While new mHealth apps are being developed and released daily, one physician suggests such apps are not worth anything, as they focus on programs that don't actually address any issues within the healthcare system, according to a report by The Sydney Morning Herald.
George Margelis, MD, adjunct associate professor at the TeleHealth Research & Innovation Laboratory at the University of Western Sydney, suggests health apps are of little use to medical professionals as they currently stand.
"To date [mHealth apps] have been focused on low-lying fruit such as fitness tracking and not focused on the big issues of management of disease which consumes the bulk of the cost of the healthcare system and resources," Dr. Margelis said in the report. "Unfortunately, managing these diseases, in particular the chronic diseases that are a major part of the current burden, requires more than just tracking a few physical parameters, which is what the app world is up to."
Dr. Margelis recommends increasing education of both developers and healthcare professionals on developing models of care that effectively use the technology, as well as educating healthcare professionals on the usability of mHealth technology.

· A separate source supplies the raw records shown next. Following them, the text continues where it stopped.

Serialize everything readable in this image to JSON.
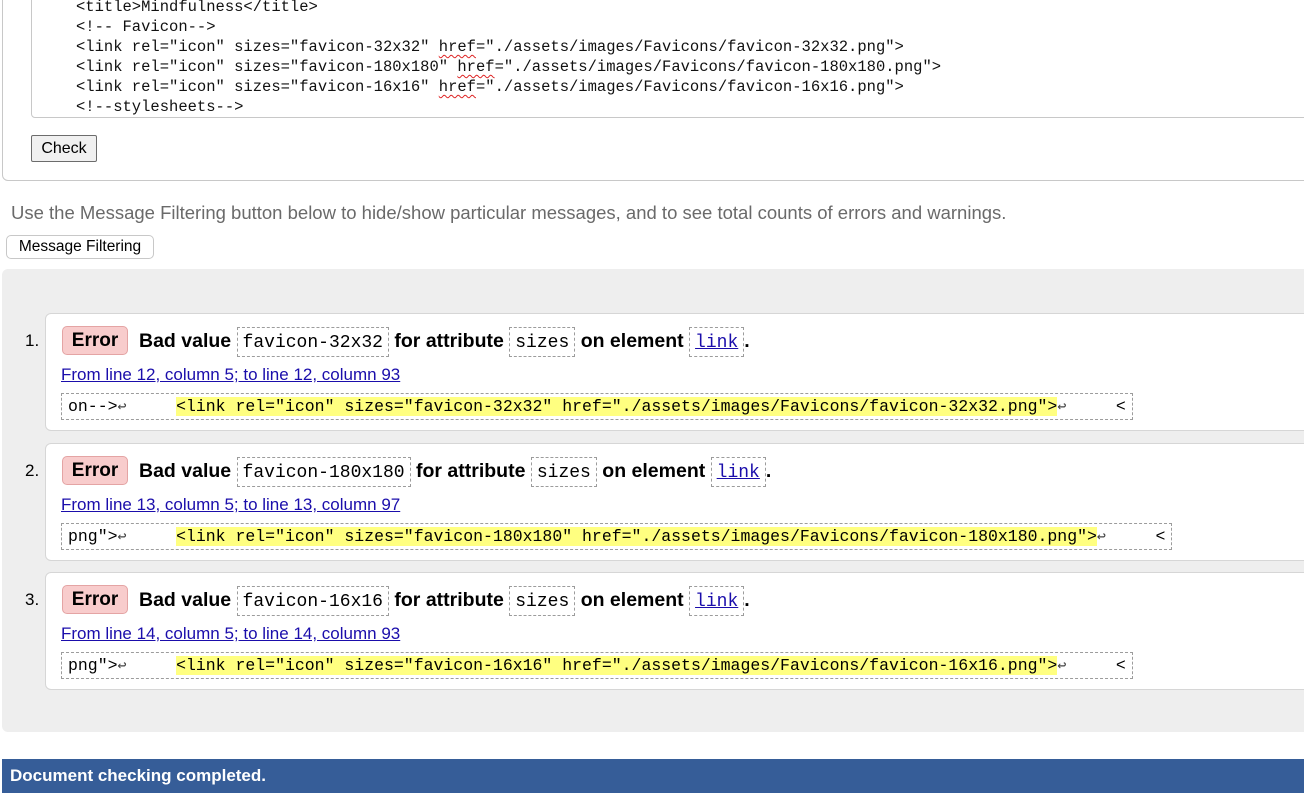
{
  "source": {
    "lines": [
      {
        "text": "<title>Mindfulness</title>",
        "parts": null
      },
      {
        "text": "<!-- Favicon-->",
        "parts": null
      },
      {
        "pre": "<link rel=\"icon\" sizes=\"favicon-32x32\" ",
        "href": "href",
        "post": "=\"./assets/images/Favicons/favicon-32x32.png\">"
      },
      {
        "pre": "<link rel=\"icon\" sizes=\"favicon-180x180\" ",
        "href": "href",
        "post": "=\"./assets/images/Favicons/favicon-180x180.png\">"
      },
      {
        "pre": "<link rel=\"icon\" sizes=\"favicon-16x16\" ",
        "href": "href",
        "post": "=\"./assets/images/Favicons/favicon-16x16.png\">"
      },
      {
        "text": "<!--stylesheets-->",
        "parts": null
      }
    ]
  },
  "check_button": "Check",
  "filter_info": "Use the Message Filtering button below to hide/show particular messages, and to see total counts of errors and warnings.",
  "filter_button": "Message Filtering",
  "messages": [
    {
      "number": "1.",
      "type": "Error",
      "bad_value_label": "Bad value",
      "value": "favicon-32x32",
      "for_attr_label": "for attribute",
      "attribute": "sizes",
      "on_element_label": "on element",
      "element": "link",
      "period": ".",
      "location": "From line 12, column 5; to line 12, column 93",
      "extract_pre": "on-->",
      "extract_highlight": "<link rel=\"icon\" sizes=\"favicon-32x32\" href=\"./assets/images/Favicons/favicon-32x32.png\">",
      "extract_post": "<",
      "return_symbol": "↩"
    },
    {
      "number": "2.",
      "type": "Error",
      "bad_value_label": "Bad value",
      "value": "favicon-180x180",
      "for_attr_label": "for attribute",
      "attribute": "sizes",
      "on_element_label": "on element",
      "element": "link",
      "period": ".",
      "location": "From line 13, column 5; to line 13, column 97",
      "extract_pre": "png\">",
      "extract_highlight": "<link rel=\"icon\" sizes=\"favicon-180x180\" href=\"./assets/images/Favicons/favicon-180x180.png\">",
      "extract_post": "<",
      "return_symbol": "↩"
    },
    {
      "number": "3.",
      "type": "Error",
      "bad_value_label": "Bad value",
      "value": "favicon-16x16",
      "for_attr_label": "for attribute",
      "attribute": "sizes",
      "on_element_label": "on element",
      "element": "link",
      "period": ".",
      "location": "From line 14, column 5; to line 14, column 93",
      "extract_pre": "png\">",
      "extract_highlight": "<link rel=\"icon\" sizes=\"favicon-16x16\" href=\"./assets/images/Favicons/favicon-16x16.png\">",
      "extract_post": "<",
      "return_symbol": "↩"
    }
  ],
  "status": "Document checking completed.",
  "colors": {
    "error_badge_bg": "#f8cccc",
    "highlight": "#ffff80",
    "status_bar": "#365d98",
    "link": "#1a0dab"
  }
}
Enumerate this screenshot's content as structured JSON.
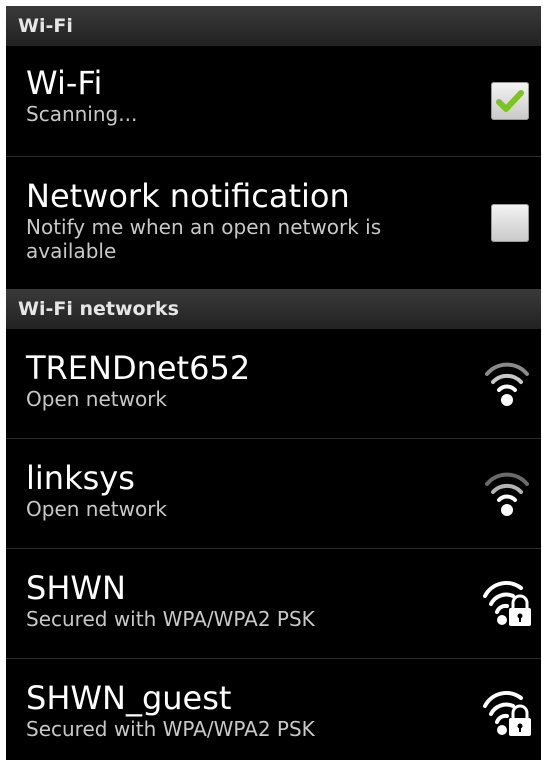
{
  "header": {
    "label": "Wi-Fi"
  },
  "wifi_toggle": {
    "title": "Wi-Fi",
    "summary": "Scanning...",
    "checked": true
  },
  "network_notification": {
    "title": "Network notification",
    "summary": "Notify me when an open network is available",
    "checked": false
  },
  "networks_header": {
    "label": "Wi-Fi networks"
  },
  "networks": [
    {
      "ssid": "TRENDnet652",
      "security": "Open network",
      "secured": false,
      "icon": "wifi-signal-icon"
    },
    {
      "ssid": "linksys",
      "security": "Open network",
      "secured": false,
      "icon": "wifi-signal-icon"
    },
    {
      "ssid": "SHWN",
      "security": "Secured with WPA/WPA2 PSK",
      "secured": true,
      "icon": "wifi-signal-lock-icon"
    },
    {
      "ssid": "SHWN_guest",
      "security": "Secured with WPA/WPA2 PSK",
      "secured": true,
      "icon": "wifi-signal-lock-icon"
    }
  ],
  "colors": {
    "background": "#000000",
    "check_green": "#7bc61e"
  }
}
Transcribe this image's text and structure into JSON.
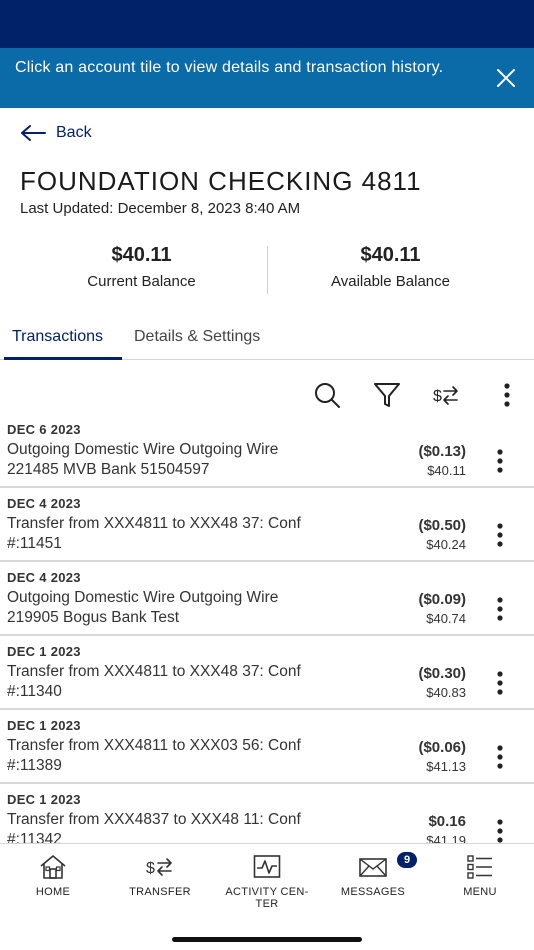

"Capturing data that can't be used by the clinicians treating a patient or providing useless information to clinicians which swamp their systems with poor data doesn't lead to better healthcare," Dr. Margelis said in the report.
Although Dr. Margelis is an Australian clinician and spoke largely of implementing the mHealth apps with Australia's federal eHealth systems, the principles of interoperability and integration still apply in the United States. Dr. Margelis alluded to issues of physicians not knowing how to use technology and platforms that have poor functionality, which are issues the United States is also currently mitigating.